2025 film by Sergio Navarretta

Loathe Thy Neighbor is a 2025 Canadian comedy drama film directed by Sergio Navarretta from a screenplay written by Christian Majewski. The film stars Lauren Holly and Brennan Clost. The story focuses on a young man who inherits a farm, and runs into conflict with his neighbor.

Filming took place on a farm in Arran-Elderslie, Bruce County in 2023.

According to interviews with Clost and Holly, the film was conceived, written, cast, and shot in just seven weeks - a turnaround almost unheard of in the industry, where projects typically undergo months or even years of development before casting or production.

Loathe Thy Neighbor had an advance screening on August 25 in Owen Sound, and then received a full release on August 29, 2025.

==Plot==

The story follows Will Larkfield, a marketing executive with severe allergies who inherits his late father’s farmhouse in the rural community of Burns Valley. Bound by conditions in the will, Will relocates to the property and quickly comes into conflict with his neighbor, Wanda Bellerose, a struggling beekeeper who is resentful of newcomers. Wanda undertakes a series of disruptive actions aimed at making Will’s adjustment to rural life difficult.

Adding to the tension is Wanda’s daughter, Valerie, who lives out of a truck on the farm. Though she initially appears supportive of Will, her behavior creates further complications. As disputes escalate through acts of retaliation and manipulation, both Will and Wanda struggle to maintain control over their homes and livelihoods. The conflict eventually forces them to confront questions of family, community, and belonging.

==Release==

The film was originally titled "Yuppie" when it received an "Industry Selects" screening at the Toronto International Film Festival in 2024. It was released under the new title Loathe Thy Neighbor in Canadian cinemas on August 29, 2025.

==Reception==
Richard Crouse gave the film 3.5 stars, stating "A dark riff on “Green Acres,” “Loathe Thy Neighbor” is more than the standard fish-out-of-water story. What begins as a “citidiot” in the country tale, slowly reveals itself to be a lesson in community and personal growth."

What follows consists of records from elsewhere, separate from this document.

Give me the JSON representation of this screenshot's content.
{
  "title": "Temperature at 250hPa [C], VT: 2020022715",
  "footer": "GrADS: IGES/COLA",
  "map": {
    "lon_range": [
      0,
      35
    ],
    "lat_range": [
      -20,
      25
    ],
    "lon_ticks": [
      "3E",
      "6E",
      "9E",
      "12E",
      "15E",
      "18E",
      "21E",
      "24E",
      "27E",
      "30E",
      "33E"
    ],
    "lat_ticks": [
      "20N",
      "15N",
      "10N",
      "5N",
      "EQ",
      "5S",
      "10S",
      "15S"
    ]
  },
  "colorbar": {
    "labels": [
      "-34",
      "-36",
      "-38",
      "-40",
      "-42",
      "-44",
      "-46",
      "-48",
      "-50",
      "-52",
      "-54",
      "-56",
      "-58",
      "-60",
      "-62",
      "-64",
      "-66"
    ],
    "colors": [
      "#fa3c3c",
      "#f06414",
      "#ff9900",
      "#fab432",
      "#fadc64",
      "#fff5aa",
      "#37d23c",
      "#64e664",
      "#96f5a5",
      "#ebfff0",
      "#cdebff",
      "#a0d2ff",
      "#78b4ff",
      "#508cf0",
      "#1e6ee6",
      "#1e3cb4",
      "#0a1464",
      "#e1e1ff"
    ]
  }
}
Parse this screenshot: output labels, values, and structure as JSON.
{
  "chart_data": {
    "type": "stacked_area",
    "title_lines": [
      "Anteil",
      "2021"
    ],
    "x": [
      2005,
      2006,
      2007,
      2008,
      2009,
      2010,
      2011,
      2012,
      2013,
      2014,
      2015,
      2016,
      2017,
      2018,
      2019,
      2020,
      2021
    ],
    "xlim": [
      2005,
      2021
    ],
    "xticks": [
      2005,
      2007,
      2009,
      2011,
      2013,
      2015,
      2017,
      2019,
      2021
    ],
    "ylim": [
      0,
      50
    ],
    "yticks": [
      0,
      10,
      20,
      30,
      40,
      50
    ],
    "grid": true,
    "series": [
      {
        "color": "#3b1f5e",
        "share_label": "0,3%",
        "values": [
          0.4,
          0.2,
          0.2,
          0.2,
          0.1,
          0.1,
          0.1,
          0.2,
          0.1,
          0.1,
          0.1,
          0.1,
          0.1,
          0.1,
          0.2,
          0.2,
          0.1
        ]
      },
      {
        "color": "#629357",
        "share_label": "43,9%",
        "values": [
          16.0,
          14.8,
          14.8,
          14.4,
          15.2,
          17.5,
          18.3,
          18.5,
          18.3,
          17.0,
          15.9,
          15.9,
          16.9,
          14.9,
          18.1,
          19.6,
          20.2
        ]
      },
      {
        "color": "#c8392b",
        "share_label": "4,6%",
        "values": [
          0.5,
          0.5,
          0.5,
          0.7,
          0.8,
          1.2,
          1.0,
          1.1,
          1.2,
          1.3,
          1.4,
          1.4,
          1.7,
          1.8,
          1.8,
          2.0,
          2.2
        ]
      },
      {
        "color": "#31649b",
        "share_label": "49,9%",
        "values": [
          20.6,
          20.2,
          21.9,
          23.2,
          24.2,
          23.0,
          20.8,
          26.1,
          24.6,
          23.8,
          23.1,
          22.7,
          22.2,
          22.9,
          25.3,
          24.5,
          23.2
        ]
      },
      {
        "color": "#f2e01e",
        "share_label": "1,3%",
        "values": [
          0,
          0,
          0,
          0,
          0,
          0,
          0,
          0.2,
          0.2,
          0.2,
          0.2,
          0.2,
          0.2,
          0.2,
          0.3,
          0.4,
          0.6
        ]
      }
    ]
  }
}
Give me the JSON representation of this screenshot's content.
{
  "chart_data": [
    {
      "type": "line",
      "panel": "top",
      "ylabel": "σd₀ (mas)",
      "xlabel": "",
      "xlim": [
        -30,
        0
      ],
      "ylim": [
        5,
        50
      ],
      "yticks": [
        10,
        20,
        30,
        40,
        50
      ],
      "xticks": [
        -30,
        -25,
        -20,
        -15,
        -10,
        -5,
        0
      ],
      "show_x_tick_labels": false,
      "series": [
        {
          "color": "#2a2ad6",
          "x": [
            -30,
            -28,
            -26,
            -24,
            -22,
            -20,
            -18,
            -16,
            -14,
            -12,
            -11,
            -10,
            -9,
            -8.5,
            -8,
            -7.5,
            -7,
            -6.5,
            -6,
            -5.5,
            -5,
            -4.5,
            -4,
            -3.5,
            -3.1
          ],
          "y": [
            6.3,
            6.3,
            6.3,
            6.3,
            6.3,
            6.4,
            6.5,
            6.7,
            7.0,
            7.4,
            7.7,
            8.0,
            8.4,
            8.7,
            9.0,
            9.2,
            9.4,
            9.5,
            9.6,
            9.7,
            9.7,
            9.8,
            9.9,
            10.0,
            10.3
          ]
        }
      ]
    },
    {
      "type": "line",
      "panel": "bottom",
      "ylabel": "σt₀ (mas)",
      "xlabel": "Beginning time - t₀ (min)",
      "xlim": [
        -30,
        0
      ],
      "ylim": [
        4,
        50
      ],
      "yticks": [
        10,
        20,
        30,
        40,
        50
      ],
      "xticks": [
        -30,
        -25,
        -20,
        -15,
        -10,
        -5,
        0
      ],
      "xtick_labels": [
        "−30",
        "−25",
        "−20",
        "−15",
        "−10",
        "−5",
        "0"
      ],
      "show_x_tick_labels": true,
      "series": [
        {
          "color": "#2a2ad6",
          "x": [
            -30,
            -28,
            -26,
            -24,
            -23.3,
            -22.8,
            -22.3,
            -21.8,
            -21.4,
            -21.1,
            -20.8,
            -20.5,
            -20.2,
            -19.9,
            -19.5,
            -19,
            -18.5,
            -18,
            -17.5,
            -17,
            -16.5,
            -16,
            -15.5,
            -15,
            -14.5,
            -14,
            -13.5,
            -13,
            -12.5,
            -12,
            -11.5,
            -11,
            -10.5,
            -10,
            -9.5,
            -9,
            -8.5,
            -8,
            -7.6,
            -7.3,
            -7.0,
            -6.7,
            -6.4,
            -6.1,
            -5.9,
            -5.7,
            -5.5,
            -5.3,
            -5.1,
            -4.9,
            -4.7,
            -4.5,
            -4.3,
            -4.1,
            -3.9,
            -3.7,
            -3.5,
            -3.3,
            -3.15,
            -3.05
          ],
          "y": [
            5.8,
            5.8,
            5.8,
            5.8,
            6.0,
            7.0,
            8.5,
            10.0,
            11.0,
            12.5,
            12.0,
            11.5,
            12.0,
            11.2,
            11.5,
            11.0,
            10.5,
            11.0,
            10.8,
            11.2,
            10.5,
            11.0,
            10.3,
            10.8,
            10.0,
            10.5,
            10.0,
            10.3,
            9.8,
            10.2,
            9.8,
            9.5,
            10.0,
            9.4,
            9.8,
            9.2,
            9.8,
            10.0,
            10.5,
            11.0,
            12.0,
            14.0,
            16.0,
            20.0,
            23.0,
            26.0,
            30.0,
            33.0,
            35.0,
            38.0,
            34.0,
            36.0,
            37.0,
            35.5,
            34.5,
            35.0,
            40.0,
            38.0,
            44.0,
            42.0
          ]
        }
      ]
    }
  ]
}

Anne Brodie of What She Said had positive reviews, stating "Ok so we have all had bad neighbours. That uncomfortable truth drives Lauren Holly's darkly funny, sarcastic, absurd comedy. ... amusingly "out there" and worth a look"

Volkmar Richter of National Observer gave the film 3/5, stating "Ever thought of moving to the country, a small town maybe, where life is quieter and people know each other? Here’s a counterview. You might find yourself not fitting in, clashing with the locals, disrupting them just by being different. That’s demonstrated effectively in this film made in Bruce County, Ontario...You can see how this is all tangling up. It’s funny and exaggerated and quite possible. Sergio Navarretta directed but Lauren Holly, who lives in Toronto, seems to have been a creative-force. She not only starred but co-produced (in two capacities), worked on casting, wardrobe, ADR, accounting, hair and makeup and even animal wrangling. Good stuff."

Nick Bythrow of Screenrant had mixed reviews, stating "Loathe Thy Neighbor tells the story of two dysfunctional neighbors in a rural town, striking a hasty yet careful balance between heartache and heart."

Chris Knight of Original Cin wasn't as enthusiastic, grading it a C+ and stating, "I wanted to find more to enjoy in Loathe They Neighbor — which until recently appeared on the IMDb website under the title Yuppie — but there isn’t much to love. Sergio Navarretta’s direction is solid, as are the performances, but nothing elevates the story."